Thank you, Kevin, for an insightful explication of the Argument Industry. It could be argued (heh) that I am part of the Industry that profits from maintaining ideological and cultural deadlocks and dead-ends, but my view is that adaptation requires transparent experimentation and dissent, in which the "better" ideas (i.e. the ideas that work better in the real world than the alternatives) out-compete the failed ideas of the past.
I see this blog and my books as efforts to honestly contextualize our situation and sketch out a practical framework for moving ahead.
For example, the various special interests and protected fiefdoms in financially troubled Vallejo, California, claimed without any shred of compromise or reason that bankruptcy would destroy the city, etc. They were flat-out wrong.
After a transition we might describe as "we only change when we absolutely have to", Vallejo, Calif., once bankrupt, is now a model for cities in an age of austerity (Washington Post).

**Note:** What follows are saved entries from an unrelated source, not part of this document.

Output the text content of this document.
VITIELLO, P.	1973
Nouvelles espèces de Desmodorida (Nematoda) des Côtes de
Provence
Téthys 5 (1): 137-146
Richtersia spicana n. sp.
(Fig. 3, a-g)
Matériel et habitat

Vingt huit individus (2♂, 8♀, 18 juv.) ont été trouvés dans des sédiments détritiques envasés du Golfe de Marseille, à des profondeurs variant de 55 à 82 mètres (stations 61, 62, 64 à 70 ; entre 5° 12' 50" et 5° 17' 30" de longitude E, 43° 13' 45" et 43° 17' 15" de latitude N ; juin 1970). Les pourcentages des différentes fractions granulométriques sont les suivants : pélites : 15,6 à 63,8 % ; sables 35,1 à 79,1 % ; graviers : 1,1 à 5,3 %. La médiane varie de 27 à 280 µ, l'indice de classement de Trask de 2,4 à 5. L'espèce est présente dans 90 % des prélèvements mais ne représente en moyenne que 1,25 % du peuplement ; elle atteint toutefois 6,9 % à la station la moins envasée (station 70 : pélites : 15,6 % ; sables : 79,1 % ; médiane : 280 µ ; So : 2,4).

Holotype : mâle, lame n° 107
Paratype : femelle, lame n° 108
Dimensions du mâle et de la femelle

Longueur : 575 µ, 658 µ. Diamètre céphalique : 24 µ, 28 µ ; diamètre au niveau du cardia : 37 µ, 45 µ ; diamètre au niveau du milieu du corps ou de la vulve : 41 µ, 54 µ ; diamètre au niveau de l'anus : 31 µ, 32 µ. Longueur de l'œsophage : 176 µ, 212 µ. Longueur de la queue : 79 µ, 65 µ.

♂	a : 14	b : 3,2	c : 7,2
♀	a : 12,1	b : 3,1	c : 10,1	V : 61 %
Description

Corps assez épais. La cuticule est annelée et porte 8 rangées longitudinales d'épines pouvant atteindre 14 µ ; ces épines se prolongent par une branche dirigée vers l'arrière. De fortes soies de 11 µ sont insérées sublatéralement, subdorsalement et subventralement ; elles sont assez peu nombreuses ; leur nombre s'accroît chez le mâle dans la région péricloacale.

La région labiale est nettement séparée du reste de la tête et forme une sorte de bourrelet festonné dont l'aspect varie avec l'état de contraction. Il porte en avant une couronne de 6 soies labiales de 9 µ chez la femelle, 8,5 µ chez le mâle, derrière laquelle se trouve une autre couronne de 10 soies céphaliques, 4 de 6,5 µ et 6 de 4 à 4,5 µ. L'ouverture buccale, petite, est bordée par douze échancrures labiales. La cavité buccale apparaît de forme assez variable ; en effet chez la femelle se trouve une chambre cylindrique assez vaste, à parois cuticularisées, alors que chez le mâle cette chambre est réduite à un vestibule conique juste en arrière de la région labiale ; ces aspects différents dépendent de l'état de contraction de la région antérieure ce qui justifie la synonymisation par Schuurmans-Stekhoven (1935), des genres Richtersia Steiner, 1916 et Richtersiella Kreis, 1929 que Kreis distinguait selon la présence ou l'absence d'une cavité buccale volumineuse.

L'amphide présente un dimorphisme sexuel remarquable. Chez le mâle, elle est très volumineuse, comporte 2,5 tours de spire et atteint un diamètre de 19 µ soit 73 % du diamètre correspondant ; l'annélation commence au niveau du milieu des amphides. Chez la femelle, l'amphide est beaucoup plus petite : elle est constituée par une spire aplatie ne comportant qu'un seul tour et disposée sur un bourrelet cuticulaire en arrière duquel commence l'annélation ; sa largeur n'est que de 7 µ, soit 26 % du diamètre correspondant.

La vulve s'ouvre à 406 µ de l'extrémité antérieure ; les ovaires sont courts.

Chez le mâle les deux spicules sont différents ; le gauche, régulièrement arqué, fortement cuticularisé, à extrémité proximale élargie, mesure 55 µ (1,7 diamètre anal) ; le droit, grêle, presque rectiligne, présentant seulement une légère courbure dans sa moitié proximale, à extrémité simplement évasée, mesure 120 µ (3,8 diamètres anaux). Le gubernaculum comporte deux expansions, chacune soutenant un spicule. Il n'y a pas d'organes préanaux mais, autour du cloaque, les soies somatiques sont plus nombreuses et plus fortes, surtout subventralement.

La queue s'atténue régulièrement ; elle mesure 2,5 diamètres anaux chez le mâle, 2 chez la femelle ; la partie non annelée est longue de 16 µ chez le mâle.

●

The number of neighborhood watch groups jumped from 15 to 350. Citizen volunteers came together monthly to paint over graffiti and do other cleanup work.
And the city council struck an unusual deal with residents — if they agreed to a one-penny sales tax increase, projected to generate an additional $9.5 million in revenue, they could vote on how the money would be used. The experiment in participatory budgeting, which began in April, is the first in a North American city.
Solutions exist, but neither the vested interests profiting from the failed Status Quo nor the Argument Industry can abide practical solutions, because such solutions destroy both "profit centers."
Now that Vallejo is leading the way, it's dropped out of the news for the most part; this MSM article is a rare bit of solid reporting. Once the conflict and trauma could no longer be fanned by the Argument Industry, coverage evaporated.
One of the key take-aways is that solutions are local, not national. The Argument Industry loves to keep gay marriage front and center in a "national debate," where I see the solution is to let the issue be decided on a county level. People will move to counties that align with their own views, rather than have a "solution" shoved down their throats.
The same can be said of "drug wars," healthcare, etc.: solutions sought at the national level are already doomed by the bureaucratic costs and political corruption in Washington. Devolve the problems to the local level and let a thousand flowers of experimentation bloom. Those that work will quickly stand out and be copied by others seeking real solutions rather than clinging to a failed Status Quo.
Kevin offers an interesting solution to the heavily hyped "gay marriage" controversy. It's worth recalling that in rural Colonial America the government also had no role in controlling or officiating marriage. In rural America, churches and preachers were scarce, with many communities served by itinerant clergy.
To get married, a couple declared their marriage "in the eyes of God" and moved in together. When the preacher came round, they might, if they and their families chose to, conduct a church ceremony. If not, the marriage stood as declared and consummated. The local government (such as it was) might record the marriage as a census factoid much like ownership of a specific parcel of land, but it did not regulate what lay outside the boundaries of State control.
In Peak Government, the Central State seeks to control everything; there is nothing that is not within its purview and grasp. Perhaps that in itself is the "problem" that needs fixing.